Brown, former Colorado Governor Dick Lamm and I had a very cordial session. I had forwarded Brown dozens of examples of major newspapers (including the Denver Post) with the most biased possible immigration coverage.
Brown acknowledged that the reporting was slanted and unprofessional. I asked if I could write a story for Quill regarding lack of professionalism in immigration reporting.
Brown referred me to Quill editor Jeffrey Mohl. Later in the summer, I set out from Lodi for Quill headquarters in Indianapolis, Indiana. Another convivial meeting took place wherein Mohl agreed with everything that I said.
But the final word from the SPJ was that Quill wouldn't publish my piece about bias in immigration reporting because I have "an agenda."
I told Brown and Mohl that my agenda was exactly the same as the SPJ's: "…to improve and protect journalism…and stimulate high standards of ethical behavior."

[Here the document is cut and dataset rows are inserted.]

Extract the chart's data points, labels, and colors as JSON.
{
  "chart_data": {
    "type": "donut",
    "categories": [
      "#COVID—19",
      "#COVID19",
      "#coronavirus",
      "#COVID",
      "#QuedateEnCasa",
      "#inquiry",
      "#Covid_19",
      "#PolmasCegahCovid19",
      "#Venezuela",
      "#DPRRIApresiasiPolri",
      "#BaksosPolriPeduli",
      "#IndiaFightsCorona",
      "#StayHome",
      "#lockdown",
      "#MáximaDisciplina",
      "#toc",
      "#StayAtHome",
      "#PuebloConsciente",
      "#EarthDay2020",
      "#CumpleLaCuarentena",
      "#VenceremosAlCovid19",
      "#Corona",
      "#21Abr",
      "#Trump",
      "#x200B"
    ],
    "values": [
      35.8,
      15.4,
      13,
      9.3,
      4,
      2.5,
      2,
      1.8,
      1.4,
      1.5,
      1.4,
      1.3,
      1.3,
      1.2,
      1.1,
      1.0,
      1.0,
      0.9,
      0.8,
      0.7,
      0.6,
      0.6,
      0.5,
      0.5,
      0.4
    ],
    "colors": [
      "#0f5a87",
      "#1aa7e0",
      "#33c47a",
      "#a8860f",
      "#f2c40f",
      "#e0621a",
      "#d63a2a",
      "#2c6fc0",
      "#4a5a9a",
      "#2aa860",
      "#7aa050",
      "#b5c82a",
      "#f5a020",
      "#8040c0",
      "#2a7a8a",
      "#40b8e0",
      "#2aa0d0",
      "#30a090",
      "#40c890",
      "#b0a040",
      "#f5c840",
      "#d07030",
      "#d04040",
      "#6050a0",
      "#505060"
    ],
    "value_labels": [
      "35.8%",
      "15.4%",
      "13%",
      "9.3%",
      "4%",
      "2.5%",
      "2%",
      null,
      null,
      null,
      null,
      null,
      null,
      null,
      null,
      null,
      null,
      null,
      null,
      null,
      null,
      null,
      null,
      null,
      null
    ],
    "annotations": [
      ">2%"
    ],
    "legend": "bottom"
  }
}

Here's the final question.
Look at the SPJ's Diversity Tip Sheet, the Rainbow Source Book, the Diversity Tool Box, the Poynter Institute's links to organizations with a singleness of purpose and Quill Magazine's many pro-diversity articles.
Now tell me who has the agenda?
Joe Guzzardi [email him], an instructor in English at the Lodi Adult School, has been writing a weekly newspaper column since 1988. This column is exclusive to VDARE.COM.